The project develops a cost-benefit and scenario-analysis framework using a Total Economic Value approach. It considers avoided suppression costs, avoided ecosystem damage, carbon and climate benefits, air-quality and health co-benefits, and livelihood-related gains. Three broad scenarios are assessed: Business-as-Usual, Sustainable Biomass and Fire Management, and an Integrated High-Investment Prevention Model. The framework treats forest sustainability as a binding condition so that biomass utilisation does not lead to over-extraction, soil exposure, erosion, or biodiversity loss.
The policy gap analysis shows that the HKH region does not only face a lack of policy, but also weak policy-operational coherence, fragmented institutional coordination, limited prevention financing, insufficient integration of air-quality and health concerns, and inadequate post-fire recovery systems. The project therefore recommends stronger inter-agency coordination across forestry, disaster management, air quality, health, and local governance institutions.
The project recommends a shift from reactive, suppression-dominated fire control to a prevention-led, community-linked, technologically enabled, and air-quality-sensitive fire management system. Immediate priorities include hotspot-focused prevention, strengthening the alert-to-action chain, formalising community-linked prevention and first response, improving field logistics, and piloting fuel-load reduction in recurrent high-risk belts. Medium-term actions include institutionalising inter-agency coordination, scaling RS-GIS-based planning tools, strengthening capacity, and developing sustainable biomass and local enterprise pathways. Long-term priorities include restoration-linked resilience, prevention-oriented financing, improved fire and smoke data systems, and regional cooperation on transboundary air-quality and fire-risk management.
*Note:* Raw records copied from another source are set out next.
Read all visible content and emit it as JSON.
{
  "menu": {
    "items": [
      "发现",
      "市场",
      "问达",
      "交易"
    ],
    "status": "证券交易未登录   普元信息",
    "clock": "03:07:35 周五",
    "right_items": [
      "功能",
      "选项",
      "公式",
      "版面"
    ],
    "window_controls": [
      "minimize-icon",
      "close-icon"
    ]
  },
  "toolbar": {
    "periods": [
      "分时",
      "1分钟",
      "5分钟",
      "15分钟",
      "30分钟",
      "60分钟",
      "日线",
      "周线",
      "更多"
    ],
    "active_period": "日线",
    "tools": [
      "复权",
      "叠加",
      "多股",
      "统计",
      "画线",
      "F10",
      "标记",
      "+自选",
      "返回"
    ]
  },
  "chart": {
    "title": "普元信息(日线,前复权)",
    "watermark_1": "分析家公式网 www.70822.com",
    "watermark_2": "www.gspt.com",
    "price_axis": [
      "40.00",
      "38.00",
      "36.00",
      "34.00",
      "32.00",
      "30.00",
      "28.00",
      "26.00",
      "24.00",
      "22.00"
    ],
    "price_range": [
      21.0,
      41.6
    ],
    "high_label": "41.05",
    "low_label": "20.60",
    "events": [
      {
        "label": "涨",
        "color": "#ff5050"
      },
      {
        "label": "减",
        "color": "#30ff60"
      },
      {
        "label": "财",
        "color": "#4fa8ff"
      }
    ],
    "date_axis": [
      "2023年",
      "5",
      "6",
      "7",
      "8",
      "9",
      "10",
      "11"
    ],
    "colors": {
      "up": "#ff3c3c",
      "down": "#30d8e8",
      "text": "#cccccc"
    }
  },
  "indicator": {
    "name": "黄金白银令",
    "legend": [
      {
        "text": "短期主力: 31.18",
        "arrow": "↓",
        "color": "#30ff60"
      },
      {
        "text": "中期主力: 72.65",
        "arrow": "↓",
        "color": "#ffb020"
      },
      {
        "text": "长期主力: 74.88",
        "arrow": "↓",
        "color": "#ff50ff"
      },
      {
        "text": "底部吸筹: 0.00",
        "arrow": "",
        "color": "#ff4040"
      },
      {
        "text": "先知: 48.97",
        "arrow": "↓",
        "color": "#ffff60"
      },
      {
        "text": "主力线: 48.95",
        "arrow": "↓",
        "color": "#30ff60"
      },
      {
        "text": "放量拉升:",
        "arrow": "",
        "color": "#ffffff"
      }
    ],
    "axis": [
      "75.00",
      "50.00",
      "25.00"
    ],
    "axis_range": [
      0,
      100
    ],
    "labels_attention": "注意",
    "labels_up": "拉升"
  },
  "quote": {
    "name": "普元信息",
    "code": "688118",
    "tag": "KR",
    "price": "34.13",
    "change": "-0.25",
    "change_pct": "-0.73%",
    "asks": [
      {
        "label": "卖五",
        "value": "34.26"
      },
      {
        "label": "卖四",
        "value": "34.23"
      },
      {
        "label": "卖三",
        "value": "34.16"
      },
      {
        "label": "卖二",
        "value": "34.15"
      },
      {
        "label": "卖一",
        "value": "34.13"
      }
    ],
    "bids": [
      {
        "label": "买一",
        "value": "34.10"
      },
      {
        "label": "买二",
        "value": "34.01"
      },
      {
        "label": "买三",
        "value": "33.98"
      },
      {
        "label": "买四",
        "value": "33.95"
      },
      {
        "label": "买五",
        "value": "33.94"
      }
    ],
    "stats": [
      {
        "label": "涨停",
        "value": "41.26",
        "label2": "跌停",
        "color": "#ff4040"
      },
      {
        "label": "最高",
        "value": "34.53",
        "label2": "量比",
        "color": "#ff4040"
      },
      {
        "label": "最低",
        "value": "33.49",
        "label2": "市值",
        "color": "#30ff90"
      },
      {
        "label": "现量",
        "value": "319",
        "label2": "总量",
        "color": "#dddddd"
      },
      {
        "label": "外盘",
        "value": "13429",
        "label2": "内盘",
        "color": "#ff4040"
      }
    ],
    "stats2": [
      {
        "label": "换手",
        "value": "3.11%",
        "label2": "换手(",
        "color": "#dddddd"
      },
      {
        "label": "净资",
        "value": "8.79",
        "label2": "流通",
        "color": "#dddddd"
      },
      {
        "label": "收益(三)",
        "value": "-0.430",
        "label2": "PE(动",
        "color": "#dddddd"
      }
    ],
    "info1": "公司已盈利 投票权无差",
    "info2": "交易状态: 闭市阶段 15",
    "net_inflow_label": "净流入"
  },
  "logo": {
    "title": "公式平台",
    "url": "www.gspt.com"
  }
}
This project provides a comprehensive, implementation-oriented framework for strengthening forest fire management and air-quality improvement across the Hindu Kush Himalaya. By combining regional review, country-wise diagnostics, RS-GIS-based fire risk zonation, stakeholder consultations, solution prioritisation, cost-benefit analysis, business model assessment, and policy gap analysis, the study offers a practical roadmap for moving from reactive fire suppression to prevention-first, community-centred, and climate-resilient fire governance across the HKH region.